При этом Скотт отдает себе отчет, что жена нездорова. И не только себе. «Зельда страдает не от недостатка внимания, — пишет он в ноябре 1925 года Хемингуэю, — а от нервной истерии, затихающей лишь тогда, когда врачи сделают ей укол морфия». Его дневник полон коротких, обрывочных записей, в них чувствуется тревога, нередко пополам с раздражением: «Зельда больна»; «Накачалась лекарствами»; «Истерики»; «Опять морфий»; «Хочет быть Павловой, никак не меньше». Последняя запись сделана после того, как Зельда поступает в труппу Филадельфийского театра оперы и балета, где учится у Кэтрин Литтлфилд, ученицы парижанки Любови Егоровой из труппы Дягилева, куда Зельда, несмотря на свой совсем уже не юный для профессиональной балерины возраст, мечтает попасть. Ездит в Филадельфию два-три раза в неделю, а потом без устали танцует дома в гостиной, которую по такому случаю освободили от мебели.
Об ее неадекватности пишут и участники нескончаемых вечеринок, которыми Фицджеральды, несмотря на ссоры, продолжают тешить себя и в Париже, и в Нью-Йорке, и в «Эллерслае». И сама хозяйка дома. «Простите же мне мои безумные выходки и мое отвратительное пьянство. Вечер бы удался, если бы я прилюдно не погрузилась в бездны своей грязной душонки», — пишет она Ван Вехтену после очередного разгула. Дос Пассос называл приемы в «Эллерслае» «исступленными», а правильный Эдмунд Уилсон, побывавший в феврале 1928 года у Фицджеральдов в Делавэре, — «тяжким опытом»; чего не вытерпишь ради друга. «В бездны своей грязной душонки» Зельда погружалась часто и по-разному: могла, как это было в казино в Жуан-ле-Пен, при гостях начать вдруг раздеваться, могла «средь шумного бала» подняться к себе и улечься спать, а через некоторое время как ни в чем не бывало вернуться к гостям, не расходившимся до утра.

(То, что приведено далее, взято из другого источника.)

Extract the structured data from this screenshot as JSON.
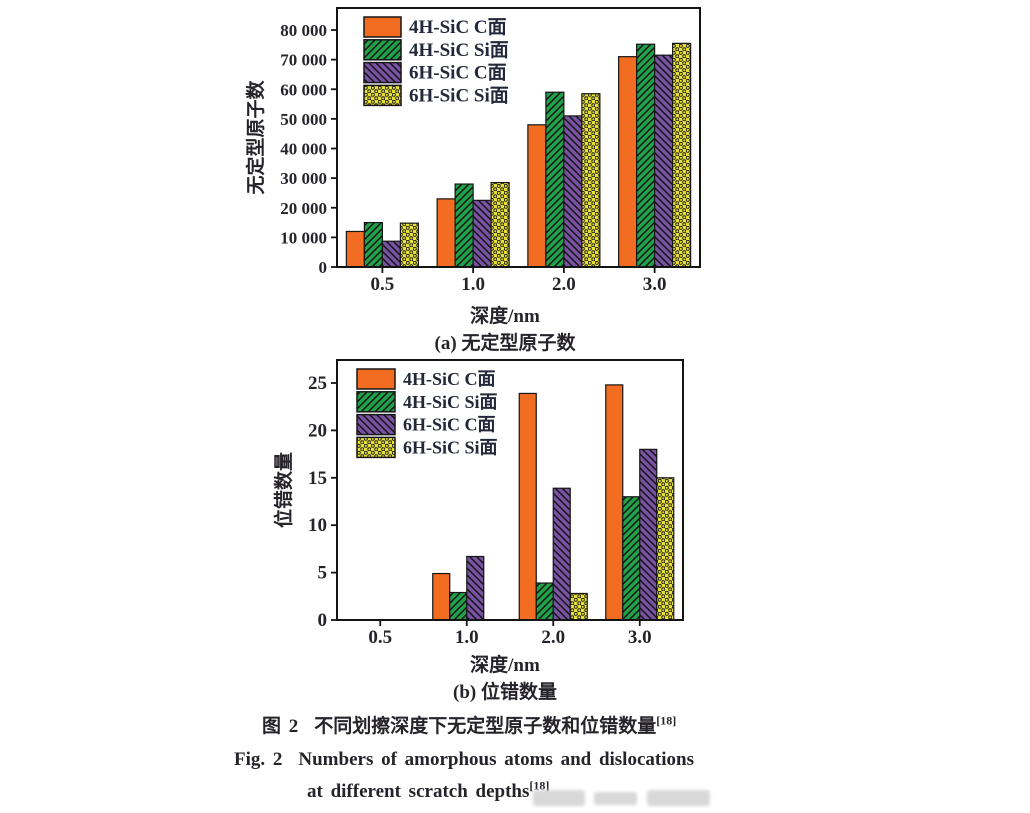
{
  "figure": {
    "caption_zh": {
      "prefix": "图 2",
      "text": "不同划擦深度下无定型原子数和位错数量",
      "sup": "[18]"
    },
    "caption_en": {
      "prefix": "Fig. 2",
      "line1": "Numbers of amorphous atoms and dislocations",
      "line2": "at different scratch depths",
      "sup": "[18]"
    }
  },
  "chart_data": [
    {
      "id": "amorphous",
      "type": "bar",
      "title": "(a) 无定型原子数",
      "xlabel": "深度/nm",
      "ylabel": "无定型原子数",
      "categories": [
        "0.5",
        "1.0",
        "2.0",
        "3.0"
      ],
      "series": [
        {
          "name": "4H-SiC C面",
          "color": "#F26C21",
          "pattern": "solid",
          "values": [
            12000,
            23000,
            48000,
            71000
          ]
        },
        {
          "name": "4H-SiC Si面",
          "color": "#21A24A",
          "pattern": "hatch-up",
          "values": [
            15000,
            28000,
            59000,
            75200
          ]
        },
        {
          "name": "6H-SiC C面",
          "color": "#7A52A3",
          "pattern": "hatch-down",
          "values": [
            8700,
            22500,
            51000,
            71500
          ]
        },
        {
          "name": "6H-SiC Si面",
          "color": "#E6DF35",
          "pattern": "dots",
          "values": [
            14800,
            28500,
            58500,
            75500
          ]
        }
      ],
      "ylim": [
        0,
        80000
      ],
      "ytick_step": 10000,
      "ytick_labels": [
        "0",
        "10 000",
        "20 000",
        "30 000",
        "40 000",
        "50 000",
        "60 000",
        "70 000",
        "80 000"
      ],
      "legend_position": "top-left",
      "grid": false
    },
    {
      "id": "dislocations",
      "type": "bar",
      "title": "(b) 位错数量",
      "xlabel": "深度/nm",
      "ylabel": "位错数量",
      "categories": [
        "0.5",
        "1.0",
        "2.0",
        "3.0"
      ],
      "series": [
        {
          "name": "4H-SiC C面",
          "color": "#F26C21",
          "pattern": "solid",
          "values": [
            0,
            4.9,
            23.9,
            24.8
          ]
        },
        {
          "name": "4H-SiC Si面",
          "color": "#21A24A",
          "pattern": "hatch-up",
          "values": [
            0,
            2.9,
            3.9,
            13.0
          ]
        },
        {
          "name": "6H-SiC C面",
          "color": "#7A52A3",
          "pattern": "hatch-down",
          "values": [
            0,
            6.7,
            13.9,
            18.0
          ]
        },
        {
          "name": "6H-SiC Si面",
          "color": "#E6DF35",
          "pattern": "dots",
          "values": [
            0,
            0,
            2.8,
            15.0
          ]
        }
      ],
      "ylim": [
        0,
        25
      ],
      "ytick_step": 5,
      "ytick_labels": [
        "0",
        "5",
        "10",
        "15",
        "20",
        "25"
      ],
      "legend_position": "top-left",
      "grid": false
    }
  ]
}
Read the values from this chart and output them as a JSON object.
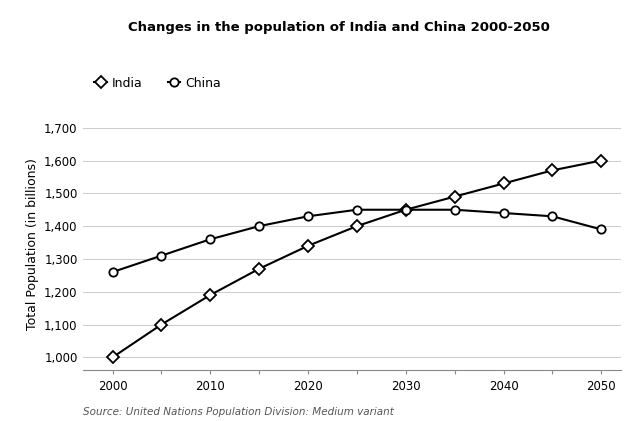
{
  "title": "Changes in the population of India and China 2000-2050",
  "ylabel": "Total Population (in billions)",
  "source": "Source: United Nations Population Division: Medium variant",
  "india": {
    "label": "India",
    "marker": "D",
    "x": [
      2000,
      2005,
      2010,
      2015,
      2020,
      2025,
      2030,
      2035,
      2040,
      2045,
      2050
    ],
    "y": [
      1000,
      1100,
      1190,
      1270,
      1340,
      1400,
      1450,
      1490,
      1530,
      1570,
      1600
    ]
  },
  "china": {
    "label": "China",
    "marker": "o",
    "x": [
      2000,
      2005,
      2010,
      2015,
      2020,
      2025,
      2030,
      2035,
      2040,
      2045,
      2050
    ],
    "y": [
      1260,
      1310,
      1360,
      1400,
      1430,
      1450,
      1450,
      1450,
      1440,
      1430,
      1390
    ]
  },
  "xlim": [
    1997,
    2052
  ],
  "ylim": [
    960,
    1730
  ],
  "xticks": [
    2000,
    2005,
    2010,
    2015,
    2020,
    2025,
    2030,
    2035,
    2040,
    2045,
    2050
  ],
  "xtick_labels": [
    "2000",
    "",
    "2010",
    "",
    "2020",
    "",
    "2030",
    "",
    "2040",
    "",
    "2050"
  ],
  "yticks": [
    1000,
    1100,
    1200,
    1300,
    1400,
    1500,
    1600,
    1700
  ],
  "ytick_labels": [
    "1,000",
    "1,100",
    "1,200",
    "1,300",
    "1,400",
    "1,500",
    "1,600",
    "1,700"
  ],
  "color": "#000000",
  "linewidth": 1.5,
  "markersize": 6,
  "title_fontsize": 9.5,
  "label_fontsize": 9,
  "tick_fontsize": 8.5,
  "source_fontsize": 7.5,
  "background_color": "#ffffff",
  "grid_color": "#cccccc"
}
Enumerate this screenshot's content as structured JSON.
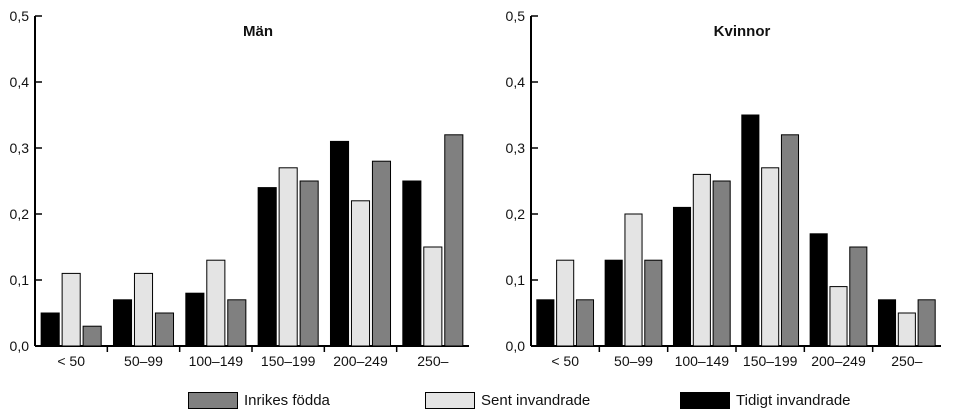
{
  "chart_data": [
    {
      "type": "bar",
      "title": "Män",
      "categories": [
        "< 50",
        "50–99",
        "100–149",
        "150–199",
        "200–249",
        "250–"
      ],
      "series": [
        {
          "name": "Tidigt invandrade",
          "color": "#000000",
          "values": [
            0.05,
            0.07,
            0.08,
            0.24,
            0.31,
            0.25
          ]
        },
        {
          "name": "Sent invandrade",
          "color": "#e4e4e4",
          "values": [
            0.11,
            0.11,
            0.13,
            0.27,
            0.22,
            0.15
          ]
        },
        {
          "name": "Inrikes födda",
          "color": "#808080",
          "values": [
            0.03,
            0.05,
            0.07,
            0.25,
            0.28,
            0.32
          ]
        }
      ],
      "ylim": [
        0,
        0.5
      ],
      "yticks": [
        "0,0",
        "0,1",
        "0,2",
        "0,3",
        "0,4",
        "0,5"
      ],
      "xlabel": "",
      "ylabel": "",
      "grid": false
    },
    {
      "type": "bar",
      "title": "Kvinnor",
      "categories": [
        "< 50",
        "50–99",
        "100–149",
        "150–199",
        "200–249",
        "250–"
      ],
      "series": [
        {
          "name": "Tidigt invandrade",
          "color": "#000000",
          "values": [
            0.07,
            0.13,
            0.21,
            0.35,
            0.17,
            0.07
          ]
        },
        {
          "name": "Sent invandrade",
          "color": "#e4e4e4",
          "values": [
            0.13,
            0.2,
            0.26,
            0.27,
            0.09,
            0.05
          ]
        },
        {
          "name": "Inrikes födda",
          "color": "#808080",
          "values": [
            0.07,
            0.13,
            0.25,
            0.32,
            0.15,
            0.07
          ]
        }
      ],
      "ylim": [
        0,
        0.5
      ],
      "yticks": [
        "0,0",
        "0,1",
        "0,2",
        "0,3",
        "0,4",
        "0,5"
      ],
      "xlabel": "",
      "ylabel": "",
      "grid": false
    }
  ],
  "legend": {
    "placement": "bottom",
    "items": [
      {
        "label": "Inrikes födda",
        "color": "#808080"
      },
      {
        "label": "Sent invandrade",
        "color": "#e4e4e4"
      },
      {
        "label": "Tidigt invandrade",
        "color": "#000000"
      }
    ]
  }
}
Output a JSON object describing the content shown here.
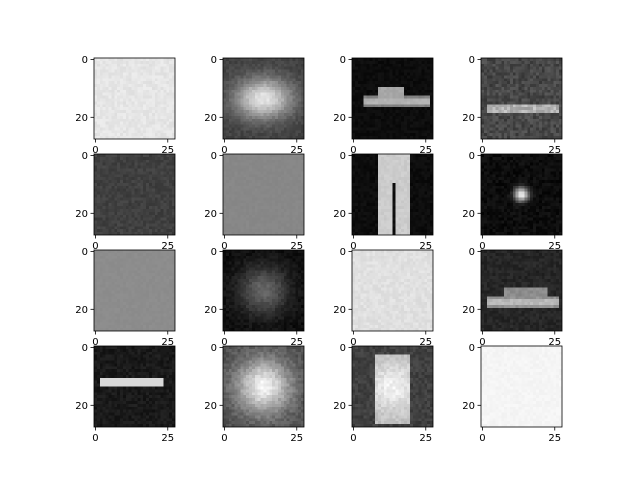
{
  "chart_data": {
    "type": "heatmap",
    "grid": {
      "rows": 4,
      "cols": 4
    },
    "image_size": 28,
    "xticks": [
      0,
      25
    ],
    "yticks": [
      0,
      20
    ],
    "colormap": "gray",
    "panels": [
      {
        "row": 0,
        "col": 0,
        "pattern": "uniform-light",
        "mean_intensity": 0.9,
        "xtick_labels": [
          "0",
          "25"
        ],
        "ytick_labels": [
          "0",
          "20"
        ]
      },
      {
        "row": 0,
        "col": 1,
        "pattern": "center-blob",
        "mean_intensity": 0.6,
        "xtick_labels": [
          "0",
          "25"
        ],
        "ytick_labels": [
          "0",
          "20"
        ]
      },
      {
        "row": 0,
        "col": 2,
        "pattern": "shoe",
        "mean_intensity": 0.08,
        "xtick_labels": [
          "0",
          "25"
        ],
        "ytick_labels": [
          "0",
          "20"
        ]
      },
      {
        "row": 0,
        "col": 3,
        "pattern": "noisy-stripe",
        "mean_intensity": 0.3,
        "xtick_labels": [
          "0",
          "25"
        ],
        "ytick_labels": [
          "0",
          "20"
        ]
      },
      {
        "row": 1,
        "col": 0,
        "pattern": "uniform-dark",
        "mean_intensity": 0.25,
        "xtick_labels": [
          "0",
          "25"
        ],
        "ytick_labels": [
          "0",
          "20"
        ]
      },
      {
        "row": 1,
        "col": 1,
        "pattern": "uniform-gray",
        "mean_intensity": 0.53,
        "xtick_labels": [
          "0",
          "25"
        ],
        "ytick_labels": [
          "0",
          "20"
        ]
      },
      {
        "row": 1,
        "col": 2,
        "pattern": "trousers",
        "mean_intensity": 0.06,
        "xtick_labels": [
          "0",
          "25"
        ],
        "ytick_labels": [
          "0",
          "20"
        ]
      },
      {
        "row": 1,
        "col": 3,
        "pattern": "center-spot",
        "mean_intensity": 0.08,
        "xtick_labels": [
          "0",
          "25"
        ],
        "ytick_labels": [
          "0",
          "20"
        ]
      },
      {
        "row": 2,
        "col": 0,
        "pattern": "uniform-gray",
        "mean_intensity": 0.55,
        "xtick_labels": [
          "0",
          "25"
        ],
        "ytick_labels": [
          "0",
          "20"
        ]
      },
      {
        "row": 2,
        "col": 1,
        "pattern": "dark-vignette",
        "mean_intensity": 0.25,
        "xtick_labels": [
          "0",
          "25"
        ],
        "ytick_labels": [
          "0",
          "20"
        ]
      },
      {
        "row": 2,
        "col": 2,
        "pattern": "uniform-light",
        "mean_intensity": 0.88,
        "xtick_labels": [
          "0",
          "25"
        ],
        "ytick_labels": [
          "0",
          "20"
        ]
      },
      {
        "row": 2,
        "col": 3,
        "pattern": "shoe-wide",
        "mean_intensity": 0.15,
        "xtick_labels": [
          "0",
          "25"
        ],
        "ytick_labels": [
          "0",
          "20"
        ]
      },
      {
        "row": 3,
        "col": 0,
        "pattern": "thin-stripe",
        "mean_intensity": 0.12,
        "xtick_labels": [
          "0",
          "25"
        ],
        "ytick_labels": [
          "0",
          "20"
        ]
      },
      {
        "row": 3,
        "col": 1,
        "pattern": "center-blob-bright",
        "mean_intensity": 0.65,
        "xtick_labels": [
          "0",
          "25"
        ],
        "ytick_labels": [
          "0",
          "20"
        ]
      },
      {
        "row": 3,
        "col": 2,
        "pattern": "shirt",
        "mean_intensity": 0.45,
        "xtick_labels": [
          "0",
          "25"
        ],
        "ytick_labels": [
          "0",
          "20"
        ]
      },
      {
        "row": 3,
        "col": 3,
        "pattern": "uniform-white",
        "mean_intensity": 0.96,
        "xtick_labels": [
          "0",
          "25"
        ],
        "ytick_labels": [
          "0",
          "20"
        ]
      }
    ]
  }
}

В конце 1920-х ее состояние вызывает реальные опасения. Всем, не только Хемингуэю, Хэдли и Саре Мэрфи, понятно, что это не истерика и не нервный срыв, что у Зельды тяжелое — возможно, неизлечимое — психическое заболевание. В 1929 году в Париже Мэрфи знакомит Зельду с той самой знаменитой Любовью Егоровой, директрисой балетной школы при труппе Дягилева, о которой она узнала в Филадельфии, и Зельда танцует теперь по восемь-десять часов в день и в балетной школе, и дома, перед зеркалом. Танцует истово, на износ, теперь ей ничего больше в жизни не надо, неуемная страсть к развлечениям, к светскому общению осталась позади. Целыми днями она молчит, с гостями общается словно через силу, может, поздоровавшись с гостем, с неотразимой улыбкой шепнуть ему на ухо: «Хоть бы ты подох поскорее!» Погружена в себя, если говорит, то только о балете, о Егоровой, о том, как она ей обязана, о том, что самое главное для нее сейчас — овладеть профессией и попасть в труппу. Ей словно бы невдомек, что ее шансы стать примой близки к нулю; Егорова учит ее на совесть, но скрывает от нее горькую правду: дальше кордебалета Зельда в любом случае не продвинется. Подобного рода наивность, недальновидность сочетаются с болезненной подозрительностью, манией преследования: ей кажется, будто общие друзья что-то против нее замышляют. Примет участие в общей беседе, а потом вдруг поинтересуется: «Что это вы сейчас обо мне говорили?» Или вдруг разразится громким беспричинным смехом. «Смехом, в котором не было ничего человеческого, — вспоминал много лет спустя Джералд Мэрфи. — Исступленным, низким, чувственным смехом, от которого становилось очень не по себе». С мужем Зельда почти не разговаривает, Скотт же из-за невыносимой обстановки дома пьет все больше и пишет все меньше, урывками. «Я подобен вору, который пытается скрыться, не оставив следов, — пишет он в это время Перкинсу, который терпеливо ждет рукописи „Ночь нежна“. — Тысяча благодарностей за Ваше долготерпение, жизнь у меня сейчас, прямо скажем, невеселая…» А в дневнике записывает: «Жизнь невыносима… Зельде то лучше, то хуже».